Mi caja de herramientas

Sabio corazón

11/26/2012

Hace unos días en mi programa de radio mañanero le dimos la bienvenida a la Navidad teniendo en vivo a Gary Núñez y su grupo Plena Libre. Me dio curiosidad saber por qué titularon su nuevo CD Corazón. “Esto te va a gustar a ti”, me respondió. “Lo titulamos por la canción que se llama así y cuyo coro dice: ‘Lo que el corazón siente hoy / tu cabeza lo entenderá mañana”.

Gary tenía razón. Me gustó. ¿Cuántas cosas nos han ocurrido o nos están ocurriendo en la vida que no entendemos, y cuya lógica no encontramos? Sin embargo, insistimos en darnos contra la pared tratando de encontrarle una razón lógica a lo que nos está pasando, aunque posiblemente no exista, permitiendo en el proceso que el coraje y la frustración nos desgasten física y emocionalmente. Hay ocasiones en que lo único que podemos hacer es dejar de pensar y de luchar, y sencillamente permitirnos escuchar al corazón y dejarlo sentir. Pero no confundamos ese “escuchar” con vivir reaccionando emocionalmente a todo.
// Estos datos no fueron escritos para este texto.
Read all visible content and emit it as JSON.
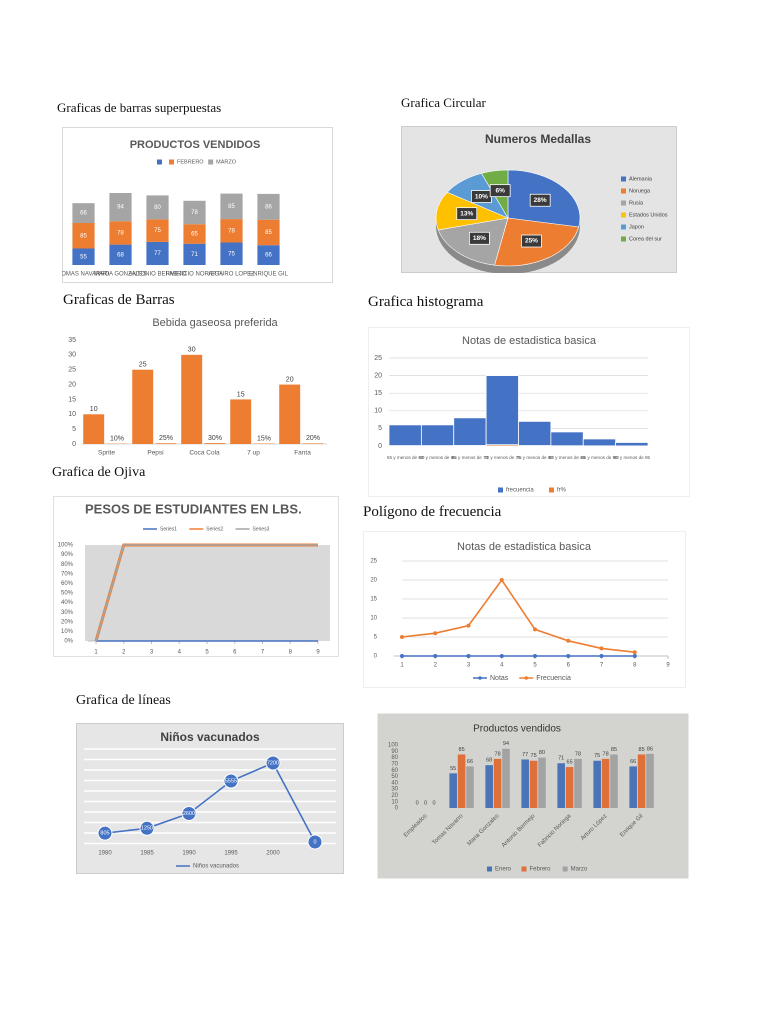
{
  "headings": [
    "Graficas de barras superpuestas",
    "Grafica Circular",
    "Graficas de Barras",
    "Grafica histograma",
    "Grafica de Ojiva",
    "Polígono de frecuencia",
    "Grafica de líneas"
  ],
  "chart_data": [
    {
      "type": "bar",
      "stacked": true,
      "data_labels": true,
      "title": "PRODUCTOS VENDIDOS",
      "categories": [
        "TOMAS NAVARRO",
        "MARIA GONZALES",
        "ANTONIO BERMEJO",
        "FABRICIO NORIEGA",
        "ARTURO LOPEZ",
        "ENRIQUE GIL"
      ],
      "series": [
        {
          "color": "#4472c4",
          "values": [
            55,
            68,
            77,
            71,
            75,
            66
          ]
        },
        {
          "name": "FEBRERO",
          "color": "#ed7d31",
          "values": [
            85,
            78,
            75,
            65,
            78,
            85
          ]
        },
        {
          "name": "MARZO",
          "color": "#a5a5a5",
          "values": [
            66,
            94,
            80,
            78,
            85,
            86
          ]
        }
      ]
    },
    {
      "type": "pie",
      "title": "Numeros Medallas",
      "categories": [
        "Alemania",
        "Noruega",
        "Rusia",
        "Estados Unidos",
        "Japon",
        "Corea del sur"
      ],
      "values": [
        28,
        25,
        18,
        13,
        10,
        6
      ],
      "value_labels": [
        "28%",
        "25%",
        "18%",
        "13%",
        "10%",
        "6%"
      ],
      "colors": [
        "#4472c4",
        "#ed7d31",
        "#a5a5a5",
        "#ffc000",
        "#5b9bd5",
        "#70ad47"
      ]
    },
    {
      "type": "bar",
      "data_labels": true,
      "title": "Bebida gaseosa preferida",
      "categories": [
        "Sprite",
        "Pepsi",
        "Coca Cola",
        "7 up",
        "Fanta"
      ],
      "series": [
        {
          "color": "#ed7d31",
          "values": [
            10,
            25,
            30,
            15,
            20
          ]
        },
        {
          "color": "#ed7d31",
          "values": [
            0.1,
            0.25,
            0.3,
            0.15,
            0.2
          ],
          "value_labels": [
            "10%",
            "25%",
            "30%",
            "15%",
            "20%"
          ]
        }
      ],
      "ylim": [
        0,
        35
      ],
      "yticks": [
        0,
        5,
        10,
        15,
        20,
        25,
        30,
        35
      ],
      "grid": false
    },
    {
      "type": "histogram",
      "title": "Notas de estadistica basica",
      "categories": [
        "55 y menos de 60",
        "60 y menos de 65",
        "65 y menos de 70",
        "70 y menos de 75",
        "75 y menos de 80",
        "80 y menos de 85",
        "85 y menos de 90",
        "90 y menos de 95"
      ],
      "series": [
        {
          "name": "frecuencia",
          "color": "#4472c4",
          "values": [
            6,
            6,
            8,
            20,
            7,
            4,
            2,
            1
          ]
        },
        {
          "name": "fr%",
          "color": "#ed7d31",
          "values": [
            0.11,
            0.11,
            0.15,
            0.37,
            0.13,
            0.07,
            0.04,
            0.02
          ]
        }
      ],
      "ylim": [
        0,
        25
      ],
      "yticks": [
        0,
        5,
        10,
        15,
        20,
        25
      ],
      "grid": true
    },
    {
      "type": "line",
      "title": "PESOS DE ESTUDIANTES EN LBS.",
      "x": [
        1,
        2,
        3,
        4,
        5,
        6,
        7,
        8,
        9
      ],
      "series": [
        {
          "name": "Series1",
          "color": "#4472c4",
          "values": [
            0,
            0,
            0,
            0,
            0,
            0,
            0,
            0,
            0
          ]
        },
        {
          "name": "Series2",
          "color": "#ed7d31",
          "values": [
            0,
            100,
            100,
            100,
            100,
            100,
            100,
            100,
            100
          ]
        },
        {
          "name": "Series3",
          "color": "#a5a5a5",
          "values": [
            0,
            100,
            100,
            100,
            100,
            100,
            100,
            100,
            100
          ]
        }
      ],
      "xlim": [
        1,
        9
      ],
      "xticks": [
        1,
        2,
        3,
        4,
        5,
        6,
        7,
        8,
        9
      ],
      "ylim": [
        0,
        100
      ],
      "yticks": [
        {
          "value": 0,
          "label": "0%"
        },
        {
          "value": 10,
          "label": "10%"
        },
        {
          "value": 20,
          "label": "20%"
        },
        {
          "value": 30,
          "label": "30%"
        },
        {
          "value": 40,
          "label": "40%"
        },
        {
          "value": 50,
          "label": "50%"
        },
        {
          "value": 60,
          "label": "60%"
        },
        {
          "value": 70,
          "label": "70%"
        },
        {
          "value": 80,
          "label": "80%"
        },
        {
          "value": 90,
          "label": "90%"
        },
        {
          "value": 100,
          "label": "100%"
        }
      ],
      "grid": false
    },
    {
      "type": "line",
      "markers": true,
      "title": "Notas de estadistica basica",
      "x": [
        1,
        2,
        3,
        4,
        5,
        6,
        7,
        8
      ],
      "series": [
        {
          "name": "Notas",
          "color": "#4472c4",
          "values": [
            0,
            0,
            0,
            0,
            0,
            0,
            0,
            0
          ]
        },
        {
          "name": "Frecuencia",
          "color": "#ed7d31",
          "values": [
            5,
            6,
            8,
            20,
            7,
            4,
            2,
            1
          ]
        }
      ],
      "xlim": [
        1,
        9
      ],
      "xticks": [
        1,
        2,
        3,
        4,
        5,
        6,
        7,
        8,
        9
      ],
      "ylim": [
        0,
        25
      ],
      "yticks": [
        0,
        5,
        10,
        15,
        20,
        25
      ],
      "grid": true
    },
    {
      "type": "line",
      "data_labels": true,
      "title": "Niños vacunados",
      "categories": [
        "1980",
        "1985",
        "1990",
        "1995",
        "2000",
        null
      ],
      "series": [
        {
          "name": "Niños vacunados",
          "color": "#4472c4",
          "values": [
            805,
            1250,
            2600,
            5555,
            7200,
            0
          ]
        }
      ]
    },
    {
      "type": "bar",
      "data_labels": true,
      "title": "Productos vendidos",
      "categories": [
        "Empleados",
        "Tomas Navarro",
        "Maria Gonzales",
        "Antonio Bermejo",
        "Fabricio Noriega",
        "Arturo López",
        "Enrique Gil"
      ],
      "series": [
        {
          "name": "Enero",
          "color": "#4a74b8",
          "values": [
            0,
            55,
            68,
            77,
            71,
            75,
            66
          ]
        },
        {
          "name": "Febrero",
          "color": "#e0703a",
          "values": [
            0,
            85,
            78,
            75,
            65,
            78,
            85
          ]
        },
        {
          "name": "Marzo",
          "color": "#a3a3a3",
          "values": [
            0,
            66,
            94,
            80,
            78,
            85,
            86
          ]
        }
      ],
      "ylim": [
        0,
        100
      ],
      "yticks": [
        0,
        10,
        20,
        30,
        40,
        50,
        60,
        70,
        80,
        90,
        100
      ],
      "grid": false
    }
  ]
}
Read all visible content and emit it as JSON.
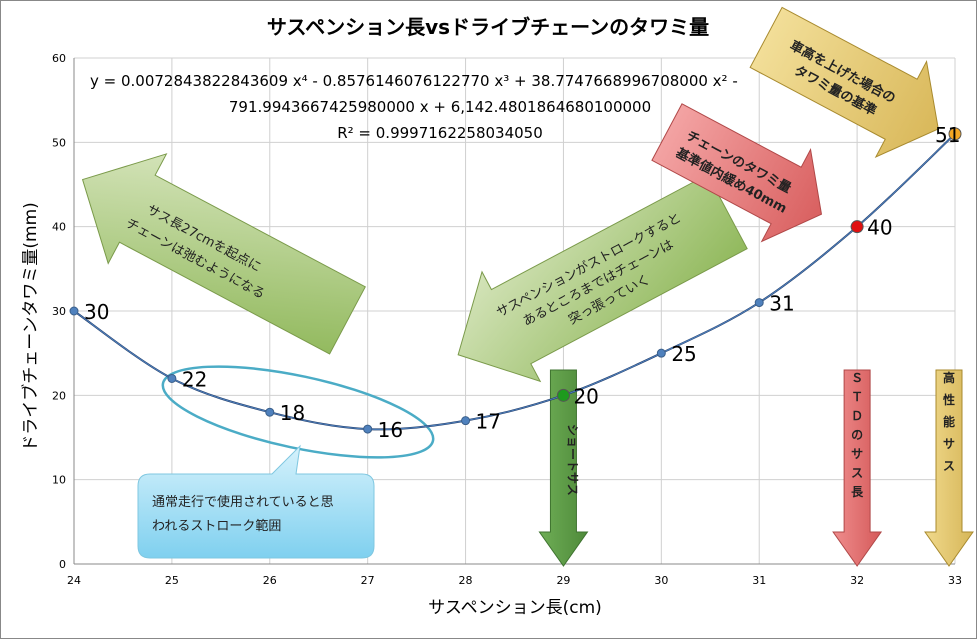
{
  "chart_data": {
    "type": "line",
    "title": "サスペンション長vsドライブチェーンのタワミ量",
    "xlabel": "サスペンション長(cm)",
    "ylabel": "ドライブチェーンタワミ量(mm)",
    "xlim": [
      24,
      33
    ],
    "ylim": [
      0,
      60
    ],
    "xticks": [
      "24",
      "25",
      "26",
      "27",
      "28",
      "29",
      "30",
      "31",
      "32",
      "33"
    ],
    "yticks": [
      "0",
      "10",
      "20",
      "30",
      "40",
      "50",
      "60"
    ],
    "grid": true,
    "legend": "none",
    "series": [
      {
        "x": [
          24,
          25,
          26,
          27,
          28,
          29,
          30,
          31,
          32,
          33
        ],
        "values": [
          30,
          22,
          18,
          16,
          17,
          20,
          25,
          31,
          40,
          51
        ],
        "labels": [
          "30",
          "22",
          "18",
          "16",
          "17",
          "20",
          "25",
          "31",
          "40",
          "51"
        ]
      }
    ],
    "highlight_points": [
      {
        "x": 29,
        "y": 20,
        "color": "#1e9a1e"
      },
      {
        "x": 32,
        "y": 40,
        "color": "#e01010"
      },
      {
        "x": 33,
        "y": 51,
        "color": "#f5a623"
      }
    ],
    "trendline": {
      "line1": "y = 0.0072843822843609 x⁴ - 0.857614607612277​0 x³ + 38.774766899670800​0 x² -",
      "line2": "791.9943667425980000 x + 6,142.4801864680100000",
      "line3": "R² = 0.9997162258034050"
    },
    "annotations": {
      "arrow_left_text": [
        "サス長27cmを起点に",
        "チェーンは弛むようになる"
      ],
      "arrow_mid_text": [
        "サスペンションがストロークすると",
        "あるところまではチェーンは",
        "突っ張っていく"
      ],
      "arrow_red_text": [
        "チェーンのタワミ量",
        "基準値内緩め40mm"
      ],
      "arrow_gold_text": [
        "車高を上げた場合の",
        "タワミ量の基準"
      ],
      "callout_text": [
        "通常走行で使用されていると思",
        "われるストローク範囲"
      ],
      "down_arrows": [
        {
          "text": "ショートサス",
          "x": 29,
          "color": "#6aa84f"
        },
        {
          "text": "ＳＴＤのサス長",
          "x": 32,
          "color": "#e06666"
        },
        {
          "text": "高性能サス",
          "x": 33,
          "color": "#e6c77a"
        }
      ]
    },
    "colors": {
      "line": "#1f3864",
      "marker": "#4f81bd",
      "grid": "#d0d0d0"
    }
  }
}
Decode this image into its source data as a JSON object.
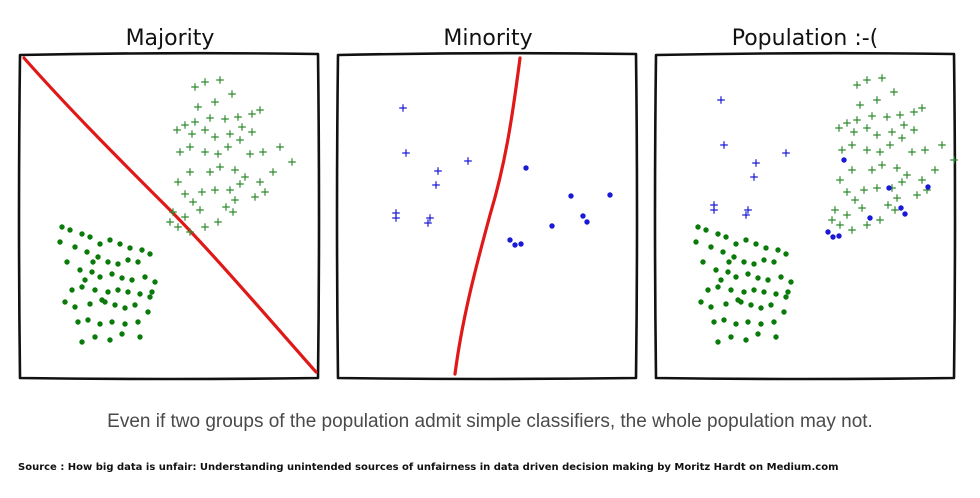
{
  "panels": [
    {
      "title": "Majority"
    },
    {
      "title": "Minority"
    },
    {
      "title": "Population :-("
    }
  ],
  "caption": "Even if two groups of the population admit simple classifiers, the whole population may not.",
  "source": "Source : How big data is unfair: Understanding unintended sources of unfairness in data driven decision making by Moritz Hardt on Medium.com",
  "colors": {
    "majority_plus": "#2e8b2e",
    "majority_dot": "#0a7a0a",
    "minority": "#1a1ad6",
    "boundary": "#e01818",
    "frame": "#111111"
  },
  "markers": {
    "majority_plus": "plus",
    "majority_dot": "dot",
    "minority_plus": "plus",
    "minority_dot": "dot"
  }
}
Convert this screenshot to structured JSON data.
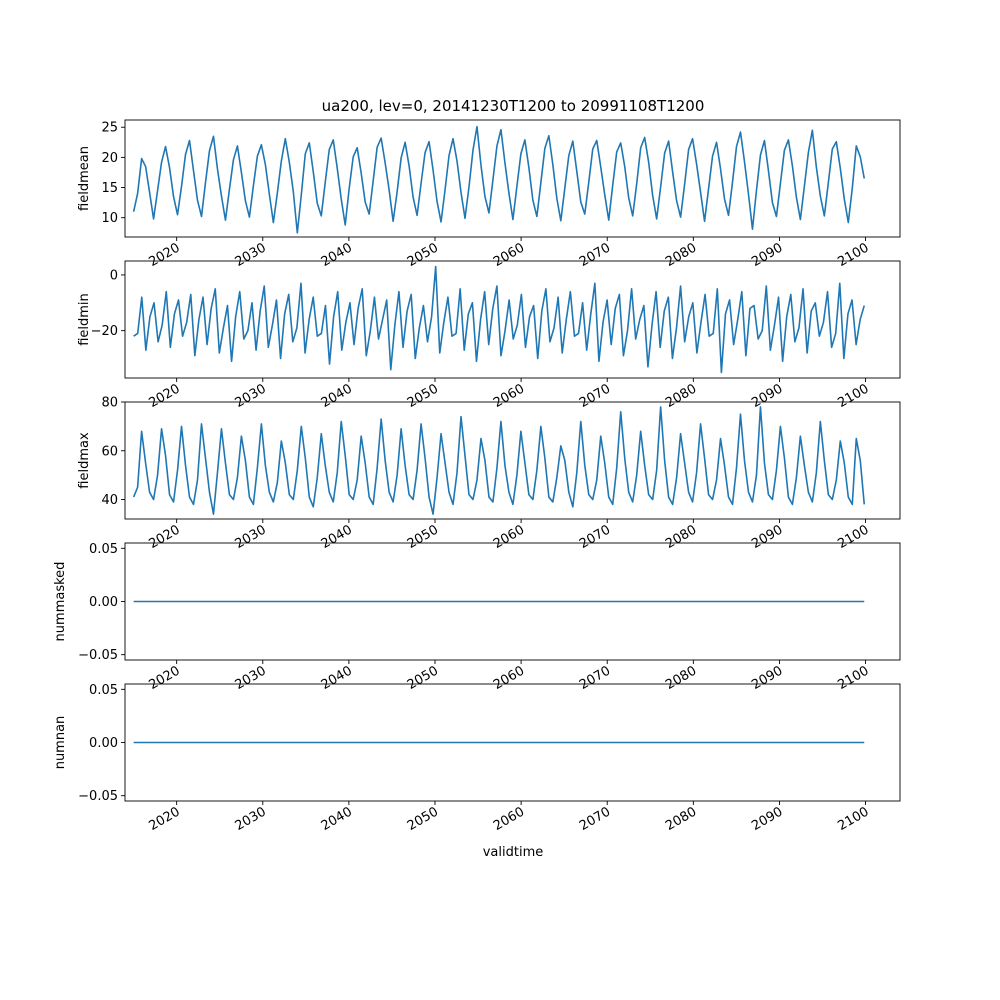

No es casualidad que sea en el chakra cardiaco, el centro de energía que nutre el corazón y todo el sistema cardiovascular, que se encuentra nuestro verdadero centro de sabiduría. La otra mente, la que identificamos con la “cabeza”, es la que analiza y calcula. Pero es el corazón el que en realidad sabe. La “cabeza” la podemos ejercitar procurando aprender cosas nuevas todo el tiempo y practicando ejercicios de coordinación. La energía de sabiduría del corazón, sin embargo, solo puede fortalecerse a través del desarrollo de la generosidad, la compasión y el amor incondicional. Cada vez que logras escoger transformar el egoísmo en generosidad, el coraje en compasión y el prejuicio en amor incondicional, estás alimentando el corazón.

Y un corazón fortalecido siempre “sabe” y siempre entiende. Te va a dejar saber si has escogido el camino correcto o te has desviado; si vale la pena luchar o si es hora de soltar. Pero tienes que confiar. La cabeza… esa comprenderá después.

Pregunta:

Uno de los hermanos de mi esposo se divorció y le abrimos las puertas de nuestra casa para que se quedara un tiempo. Ya lleva dos meses en casa, está muy deprimido y no ayuda en la casa en nada. Mi esposo no ve que haya un problema, pero yo estoy empezando a deprimirme.

Respuesta:

Es hora de tener una conversación los tres, hablar de cómo te sientes, y preguntarle a tu cuñado qué necesita para poder moverse emocional y físicamente. Si puedes, consíguele el teléfono de un psicólogo o consejero.